We can catch an inkling of our lust for misery at work in an apparently disconnected and unusual area: our attitudes to hurricanes and winter storms. The strange truth is that we like these extreme weather systems enormously – as the media well know. We love it when, towards the middle of September, the first of the tropical depressions build in the mid-Atlantic and start to mass and whirl off the Gulf of Mexico. We can hardly wait to see the shutters blowing off stores in downtown areas and National Guards talking of the dangers of broken levees and downed power lines. By February, we are equally gripped by the possibility of a complete shutdown of all schools, workplaces and transport centres. We love to see metres of snow piled up at railway sidings and to watch airliners – once proud and relentless – lying prostrate like smashed toys across icy runways.

It satisfies something deep in us to see so much chaos. Apparent creatures of order, we appear to have a lot of time for images of doom. The reason may come down to how silently unfulfilling our own neat lives are. We take pride, day-to-day, in our spotless kitchens, laundry cupboards and account books, but really, in our hearts, something aches for more: for love, heroism, sincerity, a chance of a new beginning. Our world can feel like a prison and we secretly want to put a bomb under our quiet misery and start afresh. That’s why we don’t really mind the storm at all. It could dump fifteen metres of snow on us and might offer us a chance to burrow out and discover new ways to be.

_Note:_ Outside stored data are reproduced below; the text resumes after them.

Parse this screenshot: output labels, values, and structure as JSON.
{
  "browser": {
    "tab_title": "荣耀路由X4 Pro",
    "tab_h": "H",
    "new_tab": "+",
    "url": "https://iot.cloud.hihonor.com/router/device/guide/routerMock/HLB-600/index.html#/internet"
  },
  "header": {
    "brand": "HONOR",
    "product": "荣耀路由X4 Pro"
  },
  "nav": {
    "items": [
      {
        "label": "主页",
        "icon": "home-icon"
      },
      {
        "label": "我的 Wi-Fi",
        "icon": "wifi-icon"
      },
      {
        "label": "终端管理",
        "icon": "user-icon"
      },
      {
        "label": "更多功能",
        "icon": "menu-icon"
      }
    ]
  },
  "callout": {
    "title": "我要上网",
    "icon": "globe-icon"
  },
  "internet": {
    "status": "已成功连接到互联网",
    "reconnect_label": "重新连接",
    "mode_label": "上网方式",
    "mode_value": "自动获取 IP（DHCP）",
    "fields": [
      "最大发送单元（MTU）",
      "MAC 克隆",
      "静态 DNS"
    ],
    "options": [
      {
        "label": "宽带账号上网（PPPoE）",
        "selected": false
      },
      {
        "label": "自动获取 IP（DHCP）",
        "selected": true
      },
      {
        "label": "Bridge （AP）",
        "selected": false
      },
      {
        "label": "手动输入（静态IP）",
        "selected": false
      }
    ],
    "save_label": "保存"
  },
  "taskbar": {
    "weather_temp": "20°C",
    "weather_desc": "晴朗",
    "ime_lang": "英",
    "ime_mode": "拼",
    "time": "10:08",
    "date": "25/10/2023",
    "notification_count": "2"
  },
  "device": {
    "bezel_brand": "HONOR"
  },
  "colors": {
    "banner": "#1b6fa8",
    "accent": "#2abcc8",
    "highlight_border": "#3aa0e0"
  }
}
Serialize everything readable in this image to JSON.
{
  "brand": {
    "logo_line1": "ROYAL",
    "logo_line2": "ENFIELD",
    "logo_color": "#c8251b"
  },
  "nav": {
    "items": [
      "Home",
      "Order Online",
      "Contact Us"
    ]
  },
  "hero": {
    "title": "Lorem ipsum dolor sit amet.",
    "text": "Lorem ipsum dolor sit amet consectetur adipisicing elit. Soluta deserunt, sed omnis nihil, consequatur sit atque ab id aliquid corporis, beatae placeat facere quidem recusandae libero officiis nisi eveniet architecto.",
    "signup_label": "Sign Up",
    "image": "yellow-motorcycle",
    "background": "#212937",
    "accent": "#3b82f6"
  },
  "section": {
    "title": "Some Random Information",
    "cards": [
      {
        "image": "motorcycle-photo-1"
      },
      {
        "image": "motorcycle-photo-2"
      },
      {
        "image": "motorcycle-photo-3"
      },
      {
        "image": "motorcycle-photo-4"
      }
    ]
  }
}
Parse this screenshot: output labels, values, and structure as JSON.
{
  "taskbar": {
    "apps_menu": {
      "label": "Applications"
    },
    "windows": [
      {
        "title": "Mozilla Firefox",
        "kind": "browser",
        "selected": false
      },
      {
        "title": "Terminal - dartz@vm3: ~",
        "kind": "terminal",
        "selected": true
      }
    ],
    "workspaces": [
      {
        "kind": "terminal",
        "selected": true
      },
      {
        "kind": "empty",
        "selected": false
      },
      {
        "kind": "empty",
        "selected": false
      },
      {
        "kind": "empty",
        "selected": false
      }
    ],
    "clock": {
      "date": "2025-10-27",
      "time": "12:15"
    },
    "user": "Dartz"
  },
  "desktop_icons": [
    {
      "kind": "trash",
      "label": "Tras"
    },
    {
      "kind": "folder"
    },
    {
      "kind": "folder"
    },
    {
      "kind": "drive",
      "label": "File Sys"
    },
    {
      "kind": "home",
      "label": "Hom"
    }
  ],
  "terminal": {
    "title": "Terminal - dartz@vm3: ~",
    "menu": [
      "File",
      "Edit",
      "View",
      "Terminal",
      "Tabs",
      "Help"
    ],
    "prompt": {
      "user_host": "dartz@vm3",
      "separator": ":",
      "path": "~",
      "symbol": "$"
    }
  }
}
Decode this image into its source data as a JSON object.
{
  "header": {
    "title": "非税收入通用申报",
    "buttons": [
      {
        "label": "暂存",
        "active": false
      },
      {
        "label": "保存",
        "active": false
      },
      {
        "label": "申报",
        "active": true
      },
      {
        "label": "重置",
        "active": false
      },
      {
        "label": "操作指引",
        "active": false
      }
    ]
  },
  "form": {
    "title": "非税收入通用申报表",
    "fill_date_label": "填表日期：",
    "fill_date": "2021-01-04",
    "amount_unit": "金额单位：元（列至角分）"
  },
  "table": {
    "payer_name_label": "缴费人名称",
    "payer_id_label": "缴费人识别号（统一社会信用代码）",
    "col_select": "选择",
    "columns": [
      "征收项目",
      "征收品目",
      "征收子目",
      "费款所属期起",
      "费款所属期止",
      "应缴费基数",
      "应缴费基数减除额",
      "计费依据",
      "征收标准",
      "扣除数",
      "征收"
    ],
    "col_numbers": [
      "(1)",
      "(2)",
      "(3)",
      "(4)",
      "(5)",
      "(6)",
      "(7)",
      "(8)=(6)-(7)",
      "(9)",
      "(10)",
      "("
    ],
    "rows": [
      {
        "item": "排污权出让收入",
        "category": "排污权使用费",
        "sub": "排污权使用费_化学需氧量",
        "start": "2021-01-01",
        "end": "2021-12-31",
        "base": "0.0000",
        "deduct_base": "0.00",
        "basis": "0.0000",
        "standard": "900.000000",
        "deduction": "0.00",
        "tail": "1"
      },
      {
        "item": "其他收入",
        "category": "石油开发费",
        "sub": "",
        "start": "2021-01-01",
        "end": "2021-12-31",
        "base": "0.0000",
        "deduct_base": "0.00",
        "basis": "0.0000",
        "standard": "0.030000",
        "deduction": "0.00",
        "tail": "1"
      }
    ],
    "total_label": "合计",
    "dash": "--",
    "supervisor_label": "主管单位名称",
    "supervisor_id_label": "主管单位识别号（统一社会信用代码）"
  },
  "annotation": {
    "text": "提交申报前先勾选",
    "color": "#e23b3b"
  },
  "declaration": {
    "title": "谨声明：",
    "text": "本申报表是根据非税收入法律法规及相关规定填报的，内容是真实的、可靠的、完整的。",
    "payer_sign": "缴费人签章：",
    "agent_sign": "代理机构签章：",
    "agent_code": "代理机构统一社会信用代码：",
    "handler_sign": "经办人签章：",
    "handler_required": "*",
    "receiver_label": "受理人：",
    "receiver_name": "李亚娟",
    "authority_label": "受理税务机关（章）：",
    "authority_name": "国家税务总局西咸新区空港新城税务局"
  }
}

Mostly though, storms pass without destroying too much. Order returns, the cyclone relents, the ice melts. But still the ache within us persists and seeks fresh targets for its dissatisfactions. And here the media is, helpfully, on hand. There may not be a meteorological cataclysm available at all times, but what can reliably be served up almost every day is evidence of yet another human being imploding. It might be a sex scandal, an outburst of violence, an ill-judged phone call, a sudden sacking – something to bring down someone who was once elevated and mighty and (inadvertently) made us feel small and inconsequential.

How we enjoy the winds blowing through their life. We follow how they are dragged from home, bundled into an SUV and taken to the courthouse for an initial hearing about the shocking allegations. We hear a confused neighbour, who borrowed a lawnmower from them only a week ago, explain that they never suspected this of them. We love the storm of outrage and follow the pitiful suspect weeping for forgiveness in front of a pack of taunting journalists.

On other days, we adore looking at pictures of how once beautiful people have been gnawed by time or study how lottery winners have evaporated their winnings at gambling tables. There is fun to be found in following the hurricanes of infidelity shattering once-beatific marriages or in learning of a formerly influential pop star now living forgotten and penniless in a shack in the wilds, in rereading the embarrassing messages the adulterer sent to their lover or in hearing how the proud head of a film studio had to resign after a storm of allegations by an intern.

Without quite realising it, we have become truly failed people – that is, people who need other people to fail.

The solution, as ever, is not to condemn us but to be extremely compassionate for the many reasons why the downfall of others provides us with so much relief. We are not evil, we are simply – far more than we know – deeply unhappy. We shouldn’t be brutally ordered never to experience schadenfreude again, we should be allowed to explore what made us so angry and so sad in the first place, why the world appears to us to have let us down so badly – and why we now need everything to go wrong for strangers.

We should be allowed to mourn that we don’t look as nice as we had hoped, that we haven’t earned the money we wanted and that no one has properly recognised our talents or our potential. We should be allowed to complain that it isn’t fair and have someone gently take us in their arms and repeat in a gentle voice ‘I know, I know’ while they stroke our brow with patience and tenderness.

To wean us off our bitter delight, we require not sermons, but help to lead lives that don’t feel so regret-filled and forlorn. We will be in a position to be a little less excited by disaster when – at last – we are no longer so alone and unconsoled.